But I saw the concern in his eyes.
That’d I’d be one more girl going back to someone who I hoped would stop hurting me— when he never would.
And the relief in his eyes when I consented to move forward. The investigation would continue whether I agreed to pursue charges or not.
He would know I went to the police anyway... that terrified me, and convinced me just enough.
I’m so grateful for the officer who arrived that night. As the legal process wore on, I understood why victims drop out and give up. I also understood why the authorities and caseworkers I encountered were wary of becoming too hopeful for a 19-year old girl who had just been strangled by the man she loved. But when I didn’t go silent, when I remained involved in the investigation... I saw the shift from mourning my bondage to celebrating my freedom.
I got to be one more girl who made their job worth it.
I remember vaguely the first week after he had strangled me. It’s all a fog, after a year. My sisters came every day to hold me while I sobbed until my eyes were dry, while I screamed for them to let me go back to him. Making sure I simply ate, drank and slept, and arranged for me to never be left alone.
My coworkers covered my shifts, called to encourage me and told me often that they wished they would’ve done what I was doing.
But I took care to grieve losing someone I tried so hard to love. To sob on the floor feeling so empty.
To feel the pain that comes from a heart breaking.
The process regularly takes over a year to actually reach a conclusive trial. He killed himself six months into court dates, a lifelong protective order, and jail stays awaiting criminal trial.
I am so grateful for that raised fist I mentioned at the beginning.
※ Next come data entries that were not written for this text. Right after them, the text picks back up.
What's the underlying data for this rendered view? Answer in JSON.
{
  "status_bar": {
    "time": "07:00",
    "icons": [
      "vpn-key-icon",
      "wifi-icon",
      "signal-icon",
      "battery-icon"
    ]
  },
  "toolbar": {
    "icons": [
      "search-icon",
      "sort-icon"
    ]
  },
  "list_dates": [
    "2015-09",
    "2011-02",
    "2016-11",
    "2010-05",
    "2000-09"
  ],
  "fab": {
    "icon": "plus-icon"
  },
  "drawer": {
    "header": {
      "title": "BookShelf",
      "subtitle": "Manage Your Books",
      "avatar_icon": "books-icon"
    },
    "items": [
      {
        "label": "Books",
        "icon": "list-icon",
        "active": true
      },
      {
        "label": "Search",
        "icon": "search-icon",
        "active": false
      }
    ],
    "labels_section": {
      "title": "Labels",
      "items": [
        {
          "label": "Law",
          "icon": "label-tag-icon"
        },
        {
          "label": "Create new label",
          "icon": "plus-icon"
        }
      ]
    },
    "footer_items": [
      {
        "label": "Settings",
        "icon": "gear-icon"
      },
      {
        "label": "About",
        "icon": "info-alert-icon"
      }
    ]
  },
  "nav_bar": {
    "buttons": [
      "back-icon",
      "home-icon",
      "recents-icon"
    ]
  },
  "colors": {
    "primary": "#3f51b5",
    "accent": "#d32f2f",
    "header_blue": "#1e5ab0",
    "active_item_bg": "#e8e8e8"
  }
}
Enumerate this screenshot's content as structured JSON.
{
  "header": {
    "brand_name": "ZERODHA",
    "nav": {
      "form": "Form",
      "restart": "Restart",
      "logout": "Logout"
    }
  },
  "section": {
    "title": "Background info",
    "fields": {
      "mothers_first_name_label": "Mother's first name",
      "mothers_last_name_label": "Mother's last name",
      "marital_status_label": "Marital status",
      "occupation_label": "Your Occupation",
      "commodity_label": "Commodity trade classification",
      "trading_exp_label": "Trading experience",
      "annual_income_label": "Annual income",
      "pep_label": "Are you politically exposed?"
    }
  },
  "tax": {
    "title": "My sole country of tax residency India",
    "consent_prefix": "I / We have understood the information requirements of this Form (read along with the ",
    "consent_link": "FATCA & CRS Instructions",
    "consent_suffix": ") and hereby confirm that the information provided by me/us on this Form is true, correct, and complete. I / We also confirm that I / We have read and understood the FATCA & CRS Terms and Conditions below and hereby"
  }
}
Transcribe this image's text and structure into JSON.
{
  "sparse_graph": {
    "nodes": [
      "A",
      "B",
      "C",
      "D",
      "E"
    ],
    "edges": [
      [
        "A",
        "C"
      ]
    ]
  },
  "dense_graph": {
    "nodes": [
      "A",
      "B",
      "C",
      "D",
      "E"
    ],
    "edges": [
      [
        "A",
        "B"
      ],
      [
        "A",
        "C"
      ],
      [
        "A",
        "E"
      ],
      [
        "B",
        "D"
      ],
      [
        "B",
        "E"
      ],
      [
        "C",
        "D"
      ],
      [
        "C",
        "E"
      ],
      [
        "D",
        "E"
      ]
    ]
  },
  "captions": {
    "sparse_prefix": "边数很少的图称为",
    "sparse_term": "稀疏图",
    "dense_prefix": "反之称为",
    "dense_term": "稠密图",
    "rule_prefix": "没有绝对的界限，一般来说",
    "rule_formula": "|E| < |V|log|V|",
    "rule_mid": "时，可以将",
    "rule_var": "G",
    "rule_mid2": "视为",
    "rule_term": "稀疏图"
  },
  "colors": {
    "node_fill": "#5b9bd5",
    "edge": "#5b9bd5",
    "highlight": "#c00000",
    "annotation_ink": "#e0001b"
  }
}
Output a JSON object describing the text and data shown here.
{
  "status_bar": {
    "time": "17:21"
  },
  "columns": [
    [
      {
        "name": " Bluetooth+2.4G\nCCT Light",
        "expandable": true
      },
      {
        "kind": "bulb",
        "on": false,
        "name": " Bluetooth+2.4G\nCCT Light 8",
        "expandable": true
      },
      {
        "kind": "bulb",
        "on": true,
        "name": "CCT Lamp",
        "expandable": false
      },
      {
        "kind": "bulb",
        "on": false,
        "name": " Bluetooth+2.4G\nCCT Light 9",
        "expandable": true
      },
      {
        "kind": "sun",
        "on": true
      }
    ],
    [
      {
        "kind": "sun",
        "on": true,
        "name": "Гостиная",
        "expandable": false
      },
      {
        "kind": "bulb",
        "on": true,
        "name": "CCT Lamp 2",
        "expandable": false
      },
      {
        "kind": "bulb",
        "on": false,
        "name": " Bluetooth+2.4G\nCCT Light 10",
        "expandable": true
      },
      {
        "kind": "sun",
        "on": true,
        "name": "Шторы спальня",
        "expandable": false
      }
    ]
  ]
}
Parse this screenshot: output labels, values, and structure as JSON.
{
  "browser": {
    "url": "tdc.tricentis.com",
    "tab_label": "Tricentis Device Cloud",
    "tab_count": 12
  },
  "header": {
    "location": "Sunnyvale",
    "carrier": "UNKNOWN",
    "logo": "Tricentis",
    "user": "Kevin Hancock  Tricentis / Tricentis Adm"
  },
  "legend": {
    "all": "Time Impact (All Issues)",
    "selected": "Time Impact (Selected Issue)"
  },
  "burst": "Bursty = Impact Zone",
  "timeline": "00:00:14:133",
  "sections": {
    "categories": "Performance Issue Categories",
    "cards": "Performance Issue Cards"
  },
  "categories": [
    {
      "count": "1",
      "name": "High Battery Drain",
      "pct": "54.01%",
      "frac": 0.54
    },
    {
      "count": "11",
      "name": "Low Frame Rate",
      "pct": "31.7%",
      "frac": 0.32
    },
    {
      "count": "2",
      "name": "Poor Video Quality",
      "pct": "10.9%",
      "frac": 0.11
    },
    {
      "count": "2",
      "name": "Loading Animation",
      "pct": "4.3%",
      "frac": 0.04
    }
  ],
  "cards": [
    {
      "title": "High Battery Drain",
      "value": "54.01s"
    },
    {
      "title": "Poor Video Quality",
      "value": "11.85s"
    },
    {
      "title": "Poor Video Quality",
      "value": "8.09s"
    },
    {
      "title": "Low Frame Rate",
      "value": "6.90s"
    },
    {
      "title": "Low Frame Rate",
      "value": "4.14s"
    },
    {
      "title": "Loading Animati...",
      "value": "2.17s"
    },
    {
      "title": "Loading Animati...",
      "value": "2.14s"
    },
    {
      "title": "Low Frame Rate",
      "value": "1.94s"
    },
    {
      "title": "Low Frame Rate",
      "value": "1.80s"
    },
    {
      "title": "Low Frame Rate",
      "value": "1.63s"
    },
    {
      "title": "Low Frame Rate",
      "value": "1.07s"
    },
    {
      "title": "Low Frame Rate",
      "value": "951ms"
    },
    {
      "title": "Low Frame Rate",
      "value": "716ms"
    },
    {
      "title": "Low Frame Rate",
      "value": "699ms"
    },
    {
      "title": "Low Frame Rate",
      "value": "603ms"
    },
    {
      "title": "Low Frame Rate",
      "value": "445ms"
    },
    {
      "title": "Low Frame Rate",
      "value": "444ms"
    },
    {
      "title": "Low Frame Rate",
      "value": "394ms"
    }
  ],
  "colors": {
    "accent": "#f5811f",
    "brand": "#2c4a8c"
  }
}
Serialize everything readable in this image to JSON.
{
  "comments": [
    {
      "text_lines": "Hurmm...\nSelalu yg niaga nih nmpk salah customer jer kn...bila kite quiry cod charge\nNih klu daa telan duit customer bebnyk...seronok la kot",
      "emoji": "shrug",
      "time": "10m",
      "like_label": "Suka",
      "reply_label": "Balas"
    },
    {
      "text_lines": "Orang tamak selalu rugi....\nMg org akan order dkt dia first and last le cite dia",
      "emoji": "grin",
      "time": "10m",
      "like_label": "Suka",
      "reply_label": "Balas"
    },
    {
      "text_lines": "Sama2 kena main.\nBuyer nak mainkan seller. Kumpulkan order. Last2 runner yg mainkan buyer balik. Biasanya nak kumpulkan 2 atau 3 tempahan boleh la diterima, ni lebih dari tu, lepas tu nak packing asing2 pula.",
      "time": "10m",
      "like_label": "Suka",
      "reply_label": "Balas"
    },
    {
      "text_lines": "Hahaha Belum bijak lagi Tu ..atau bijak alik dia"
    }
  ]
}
When his family publicized my face, blaming me for driving him to his death, privately sending me and my sisters a slew of messages, including pictures of the scene... I felt no need to defend myself.
I was already at peace that his decisions were not my responsibility, and the demons that tormented him didn’t start with me.
I proceeded with the determination to not react in the need to justify myself but to step back.
Don’t mistake this for becoming a sitting duck. I deactivated my Facebook as messages from strangers arrived, condemning me for a tragedy that was nobody’s fault but his own. Friends monitored and alerted me when they exposed my work location. I made a police report in case things escalated, but measured out necessary action... God has given me the grace to move forward.
I found a new job to be safe from strangers.
I broke my lease with no penalty and found a new place to stay so that they couldn’t find my address among court papers.
But I still took care to grieve the loss of someone I deeply loved. Again.
To sob on the floor feeling a little emptier. Again.